A reversible process is an idealization where the system is always infinitesimally close to equilibrium and there are no dissipative effects (no friction, no turbulence, no finite temperature differences driving heat flow). Reversible processes matter because they represent the maximum possible performance (maximum work output for engines, minimum work input for refrigerators) and the boundary case where \Delta S_{total} = 0.

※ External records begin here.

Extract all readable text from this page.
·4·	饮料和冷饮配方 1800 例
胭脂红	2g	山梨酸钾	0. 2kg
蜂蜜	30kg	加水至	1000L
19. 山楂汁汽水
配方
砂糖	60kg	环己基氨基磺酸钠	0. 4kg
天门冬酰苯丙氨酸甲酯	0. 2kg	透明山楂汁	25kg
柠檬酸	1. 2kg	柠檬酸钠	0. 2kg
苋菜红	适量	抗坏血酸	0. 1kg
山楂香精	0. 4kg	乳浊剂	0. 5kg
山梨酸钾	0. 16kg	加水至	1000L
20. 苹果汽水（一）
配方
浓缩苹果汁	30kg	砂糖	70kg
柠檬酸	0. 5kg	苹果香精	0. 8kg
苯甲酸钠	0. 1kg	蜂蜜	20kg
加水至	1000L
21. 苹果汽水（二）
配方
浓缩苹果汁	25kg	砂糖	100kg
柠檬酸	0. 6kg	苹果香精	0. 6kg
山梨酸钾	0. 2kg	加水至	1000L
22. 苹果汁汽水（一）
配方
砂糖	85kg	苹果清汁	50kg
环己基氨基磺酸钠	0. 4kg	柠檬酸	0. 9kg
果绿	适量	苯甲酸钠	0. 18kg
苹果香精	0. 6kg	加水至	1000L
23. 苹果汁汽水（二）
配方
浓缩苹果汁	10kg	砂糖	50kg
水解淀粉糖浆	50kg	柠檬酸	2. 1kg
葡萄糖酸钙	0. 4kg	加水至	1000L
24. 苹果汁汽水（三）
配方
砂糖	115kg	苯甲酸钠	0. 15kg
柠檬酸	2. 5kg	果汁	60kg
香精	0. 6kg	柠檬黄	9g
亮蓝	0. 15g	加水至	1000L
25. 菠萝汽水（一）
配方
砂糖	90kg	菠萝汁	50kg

Most real processes are irreversible, and AP may ask you to identify sources of irreversibility:

heat transfer across a finite temperature difference
friction in moving parts
rapid expansion into a vacuum (free expansion)
mixing of different substances

Exam Focus

Typical question patterns:
- Use \Delta S = \frac{Q}{T} for a substance during heating at constant temperature or during a phase change, often with Q = mL.
- Compare two processes qualitatively: which produces more entropy, which is more reversible, which direction is spontaneous.
- Compute \Delta S_{total} for heat moving from T_h to T_c and use the sign to justify spontaneity.
Common mistakes:
- Using Celsius instead of kelvins in entropy calculations; entropy formulas require absolute temperature.
- Treating \Delta S_{system} as the only criterion for spontaneity instead of checking \Delta S_{total}.
- Assuming “entropy measures disorder” is a complete explanation; on AP, it’s safer to talk about energy dispersal, multiplicity, and probability.